THE JUDGE: And so I think the unjust enrichment claim would be moot at this point.
MR. HATHAWAY: All right. Thank you.
THE JUDGE: All right. And just so I'm clear, do you disagree with that, either, either side?
MR. JARDINE: No, Your Honor.
MR. HATHAWAY: I just wanted that clarification. Thank you.
¶ 23 We agree with the trial court that Heritage cannot be found liable for breaching the implied covenant of good faith and fair dealing because Heritage acted in strict conformity with both the trust deed and the trust deed statute. Although "every contract is subject to an implied covenant of good faith," Brehany v. Nordstrom, 812 P.2d 49, 55 (Utah 1991), here the trust deed statute directly governed the transaction and prescribed the rights and responsibilities of both parties in a fairly detailed manner. In essence, Heritage could not breach the implied covenant because Heritage strictly complied with the statute and the statute outlined the steps needed to ensure good faith and fair dealing. Cf. Olympus Hills Shopping Ctr. v. Smith's Food & Drug Ctrs., 889 P.2d 445, 450 (Utah Ct.App.1994) (finding, in the absence of a statute dictating the behavior of the parties, "parties who retain express power or discretion under a contract can exercise that power or discretion in such a way as to breach the covenant of good faith and fair dealing").

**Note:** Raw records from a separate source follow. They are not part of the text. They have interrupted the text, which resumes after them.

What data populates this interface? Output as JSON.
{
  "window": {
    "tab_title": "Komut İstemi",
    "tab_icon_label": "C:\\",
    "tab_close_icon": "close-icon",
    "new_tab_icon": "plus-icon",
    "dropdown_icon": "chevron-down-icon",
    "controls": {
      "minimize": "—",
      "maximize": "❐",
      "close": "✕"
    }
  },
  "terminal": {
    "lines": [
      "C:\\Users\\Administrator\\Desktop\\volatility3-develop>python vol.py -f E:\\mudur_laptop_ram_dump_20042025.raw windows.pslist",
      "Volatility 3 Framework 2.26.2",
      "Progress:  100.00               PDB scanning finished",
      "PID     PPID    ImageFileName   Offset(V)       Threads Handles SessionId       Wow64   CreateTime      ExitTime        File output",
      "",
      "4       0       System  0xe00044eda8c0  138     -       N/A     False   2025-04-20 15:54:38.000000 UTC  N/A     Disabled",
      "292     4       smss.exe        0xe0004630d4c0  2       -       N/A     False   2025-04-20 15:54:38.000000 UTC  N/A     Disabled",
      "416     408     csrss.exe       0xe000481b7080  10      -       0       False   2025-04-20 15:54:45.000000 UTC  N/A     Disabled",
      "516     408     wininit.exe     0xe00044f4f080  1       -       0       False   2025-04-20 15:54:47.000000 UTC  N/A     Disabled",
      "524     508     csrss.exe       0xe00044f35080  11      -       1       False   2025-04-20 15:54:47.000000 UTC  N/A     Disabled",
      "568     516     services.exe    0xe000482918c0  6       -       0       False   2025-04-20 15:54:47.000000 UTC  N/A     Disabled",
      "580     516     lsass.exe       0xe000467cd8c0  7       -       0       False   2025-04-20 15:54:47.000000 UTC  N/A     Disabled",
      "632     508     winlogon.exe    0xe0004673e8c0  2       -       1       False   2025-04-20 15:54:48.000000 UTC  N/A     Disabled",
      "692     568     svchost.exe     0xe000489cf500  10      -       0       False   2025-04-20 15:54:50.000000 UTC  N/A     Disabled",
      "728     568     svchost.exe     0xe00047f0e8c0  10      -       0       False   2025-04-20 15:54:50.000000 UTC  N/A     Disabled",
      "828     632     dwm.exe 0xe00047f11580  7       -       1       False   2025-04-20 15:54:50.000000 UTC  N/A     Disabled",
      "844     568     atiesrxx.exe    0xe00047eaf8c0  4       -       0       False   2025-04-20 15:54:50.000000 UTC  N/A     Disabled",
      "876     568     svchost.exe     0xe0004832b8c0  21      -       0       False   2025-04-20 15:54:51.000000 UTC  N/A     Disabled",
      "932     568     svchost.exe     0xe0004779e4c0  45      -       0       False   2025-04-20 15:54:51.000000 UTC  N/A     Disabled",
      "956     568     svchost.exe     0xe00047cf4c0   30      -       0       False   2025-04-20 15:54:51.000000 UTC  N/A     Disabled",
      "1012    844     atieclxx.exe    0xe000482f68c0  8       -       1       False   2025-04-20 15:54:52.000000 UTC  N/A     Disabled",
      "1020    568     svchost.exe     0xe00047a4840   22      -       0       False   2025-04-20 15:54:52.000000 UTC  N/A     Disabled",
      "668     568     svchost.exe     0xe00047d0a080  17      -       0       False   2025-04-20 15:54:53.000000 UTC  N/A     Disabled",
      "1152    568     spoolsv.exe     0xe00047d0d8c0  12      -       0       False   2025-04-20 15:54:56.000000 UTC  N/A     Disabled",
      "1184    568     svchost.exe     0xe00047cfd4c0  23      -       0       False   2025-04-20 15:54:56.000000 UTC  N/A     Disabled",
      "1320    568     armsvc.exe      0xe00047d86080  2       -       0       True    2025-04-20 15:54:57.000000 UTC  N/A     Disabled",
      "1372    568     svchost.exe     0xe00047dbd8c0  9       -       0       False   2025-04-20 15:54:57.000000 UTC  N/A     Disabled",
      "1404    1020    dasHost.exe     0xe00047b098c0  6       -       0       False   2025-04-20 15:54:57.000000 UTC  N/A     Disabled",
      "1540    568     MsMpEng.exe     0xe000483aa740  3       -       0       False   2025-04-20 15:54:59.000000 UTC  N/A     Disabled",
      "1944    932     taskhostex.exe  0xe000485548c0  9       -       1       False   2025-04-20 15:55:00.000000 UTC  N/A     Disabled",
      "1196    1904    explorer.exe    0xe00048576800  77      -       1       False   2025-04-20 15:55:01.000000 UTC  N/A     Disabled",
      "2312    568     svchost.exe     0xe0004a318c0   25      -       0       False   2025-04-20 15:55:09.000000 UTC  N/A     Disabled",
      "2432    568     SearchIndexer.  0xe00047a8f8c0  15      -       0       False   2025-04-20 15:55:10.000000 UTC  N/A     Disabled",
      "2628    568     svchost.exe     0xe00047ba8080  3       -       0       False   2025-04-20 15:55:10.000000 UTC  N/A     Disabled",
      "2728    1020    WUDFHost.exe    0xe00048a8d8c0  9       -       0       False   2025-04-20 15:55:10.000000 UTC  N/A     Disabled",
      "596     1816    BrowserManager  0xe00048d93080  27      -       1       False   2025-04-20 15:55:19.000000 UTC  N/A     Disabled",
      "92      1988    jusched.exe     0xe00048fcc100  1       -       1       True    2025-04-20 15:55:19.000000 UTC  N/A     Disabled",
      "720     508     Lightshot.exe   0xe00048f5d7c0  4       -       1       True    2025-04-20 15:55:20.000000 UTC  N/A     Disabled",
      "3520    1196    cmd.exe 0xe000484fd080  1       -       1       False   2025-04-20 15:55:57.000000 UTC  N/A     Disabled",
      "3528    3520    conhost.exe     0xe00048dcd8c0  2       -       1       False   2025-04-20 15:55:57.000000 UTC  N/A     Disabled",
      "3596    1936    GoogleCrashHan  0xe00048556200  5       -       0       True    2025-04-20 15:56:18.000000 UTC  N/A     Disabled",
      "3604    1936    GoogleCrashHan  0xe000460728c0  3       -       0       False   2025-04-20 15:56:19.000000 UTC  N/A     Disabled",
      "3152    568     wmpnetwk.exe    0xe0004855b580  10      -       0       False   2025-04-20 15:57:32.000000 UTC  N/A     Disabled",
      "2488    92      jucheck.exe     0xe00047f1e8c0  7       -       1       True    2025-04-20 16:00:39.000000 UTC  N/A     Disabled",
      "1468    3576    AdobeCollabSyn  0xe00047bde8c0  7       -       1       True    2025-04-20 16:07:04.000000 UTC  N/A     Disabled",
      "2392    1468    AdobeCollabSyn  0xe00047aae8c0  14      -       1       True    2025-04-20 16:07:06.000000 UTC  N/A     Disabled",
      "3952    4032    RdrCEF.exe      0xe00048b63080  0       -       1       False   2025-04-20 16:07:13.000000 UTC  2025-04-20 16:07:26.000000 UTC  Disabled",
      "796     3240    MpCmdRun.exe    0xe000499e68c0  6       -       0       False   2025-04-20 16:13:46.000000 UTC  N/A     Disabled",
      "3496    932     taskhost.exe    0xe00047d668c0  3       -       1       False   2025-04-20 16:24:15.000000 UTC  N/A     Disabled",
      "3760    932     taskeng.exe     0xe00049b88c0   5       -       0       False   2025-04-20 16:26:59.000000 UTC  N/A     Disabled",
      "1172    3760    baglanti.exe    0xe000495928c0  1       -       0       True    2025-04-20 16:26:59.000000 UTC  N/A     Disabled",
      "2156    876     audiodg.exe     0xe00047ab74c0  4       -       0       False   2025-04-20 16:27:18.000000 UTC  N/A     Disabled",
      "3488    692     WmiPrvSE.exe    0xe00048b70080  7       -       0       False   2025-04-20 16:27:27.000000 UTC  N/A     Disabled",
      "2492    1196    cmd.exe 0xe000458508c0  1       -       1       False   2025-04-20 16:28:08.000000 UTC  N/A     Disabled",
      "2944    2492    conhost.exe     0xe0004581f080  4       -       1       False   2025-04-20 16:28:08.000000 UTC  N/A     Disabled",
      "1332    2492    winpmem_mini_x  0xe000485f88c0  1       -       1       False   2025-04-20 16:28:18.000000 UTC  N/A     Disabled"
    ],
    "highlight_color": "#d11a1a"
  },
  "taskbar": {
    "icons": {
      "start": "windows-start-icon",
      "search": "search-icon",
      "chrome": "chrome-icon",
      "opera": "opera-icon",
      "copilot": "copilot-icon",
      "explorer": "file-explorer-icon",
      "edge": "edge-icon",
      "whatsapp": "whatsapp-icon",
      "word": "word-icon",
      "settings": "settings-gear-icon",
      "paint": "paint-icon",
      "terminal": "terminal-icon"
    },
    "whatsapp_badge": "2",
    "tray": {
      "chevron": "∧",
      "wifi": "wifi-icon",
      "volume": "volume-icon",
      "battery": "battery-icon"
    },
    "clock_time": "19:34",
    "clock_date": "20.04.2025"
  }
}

¶ 24 The trial court was also correct in directing a verdict in favor of Heritage on the unjust enrichment claim because Heritage had a legal remedybreach of contract. There was no dispute that the trust deed was an enforceable contract and the case had been tried as a contract case. See Wood v. Utah Farm Bureau Ins. Co., 2001 UT App 35, ¶ 10, 19 P.3d 392 (finding that "recovery under an unjust enrichment theory is available only when `no enforceable written or oral contract exists'" (citation omitted)). See also Desert Miriah, Inc. v. B & L Auto, Inc., 2000 UT 83,¶ 12, 12 P.3d 580 ("[T]he doctrine of unjust enrichment was specifically developed to address situations `that did not fit within a particular legal standard but which nonetheless merited judicial intervention'" (citation omitted)); American Towers Owners Ass'n. v. CCI Mech., 930 P.2d 1182, 1193 (Utah 1996) ("The [unjust enrichment] doctrine is designed to provide an equitable remedy where one does not exist at law. In other words, if a legal remedy is available, such as breach of an express contract, the law will not imply the equitable remedy of unjust enrichment"); Lysenko v. Sawaya, 1999 UT App 31, ¶ 13, 973 P.2d 445 ("[T]he unjust enrichment `doctrine is designed to provide an equitable remedy [only] where one does not exist at law. In other words, if a legal remedy is available ... the law will not imply the equitable remedy of unjust enrichment'" (second and third alterations in original) (citation omitted)).
CONCLUSION
¶ 25 Five F presented no evidence of an actionable fiduciary duty under the Banberry Crossing criteria. Heritage complied with the terms of the trust deed and Utah's trust deed statute. The trial court was correct in granting a directed verdict in favor of Heritage. We therefore affirm.
*110 ¶ 26 WE CONCUR: NORMAN H. JACKSON, Presiding Judge, and PAMELA T. GREENWOOD, Judge.
NOTES
[1] At some point prior to this, the parcel had been appraised at $1,825,000.
[2] In 2001, this statute was amended to read, "The trustee who is qualified under Subsection 57-1-21(1)(a)(i) or (iv) is given the power of sale," thus prohibiting the former practice of allowing "any depository institution" to have the power of sale. Utah Code Ann. § 57-1-23 (Supp.2003) (emphasis added). Therefore, under the current statute, Heritage could not exercise the power of sale.
[3] Professor David Thomas, an expert witness for Heritage, explained that, in the absence of a fiduciary duty, the trustee normally accepts the highest bid unless the bid is so low as to "shock the conscience." Professor Thomas opined that, in this instance, Heritage's bid of $1,090,000 for a parcel that had been appraised at anywhere between $1,380,000 and $1,825,000 did not "shock the conscience."
[4] The Banberry Crossing court cited Blodgett v. Martsch, 590 P.2d 298, 302 (Utah 1978), to explain that "[o]bviously, a trust deed trustee may not ... defraud a trustor." First Security Bank of Utah, N.A. v. Banberry Crossing, 780 P.2d 1253, 1256 (Utah 1989).